What is the state of DISA’s budget?
The DoD budget reductions certainly affect DISA in various ways. The dominant component of our budget is the Defense Working Capital Fund (DWCF), which is dependent upon the information technology demand of the department and our users. Because those demands are increasing, we do not anticipate a reduction in the DWCF.
On the other hand, operations and maintenance accounts are likely to decline, and we must monitor this area closely as we move forward. Being efficient and helping our users avoid costs is a priority for us. In every area, we must continue to be good stewards of the taxpayers’ dollars, and we are committed to building trust and transparency, as evidenced by the agency having achieved a clean audit opinion for our DWCF and our work towards a clean audit of our general fund.

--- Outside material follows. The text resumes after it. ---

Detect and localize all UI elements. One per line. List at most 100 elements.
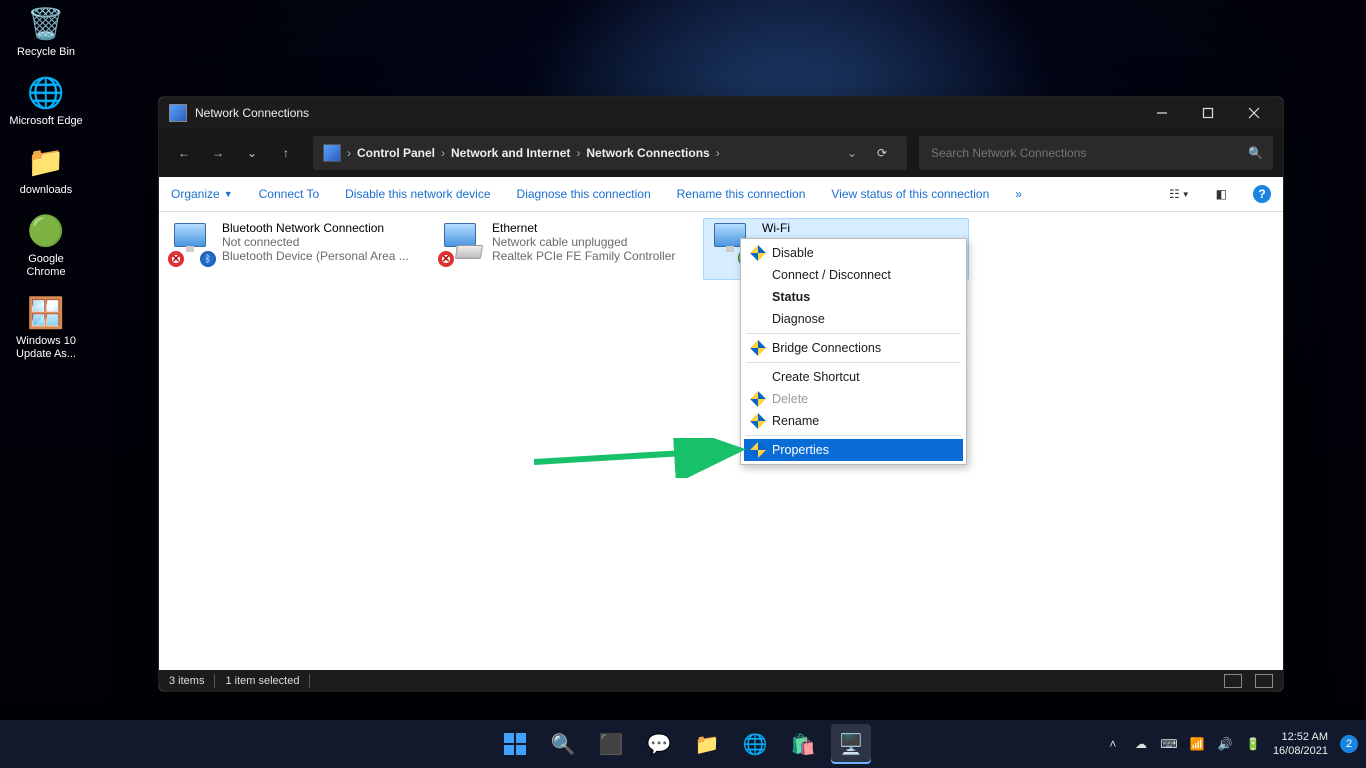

How is DISA working with the local business community? What partnerships would you like to establish?
While DISA does not establish specific partnerships with businesses, DISA’s office of small business programs meets with local small businesses weekly to discuss their business capabilities and their relation to DISA’s mission. They have also participated in various business events that included the Montgomery County Chamber of Commerce and BRAC Business Initiative (BBI).
Additionally, our new location has opened up new interactions and speaking engagements between DISA personnel and business and civic associations, such as the Fort Meade Alliance, the BWI Business Partnership and the West Anne Arundel County Chamber of Commerce.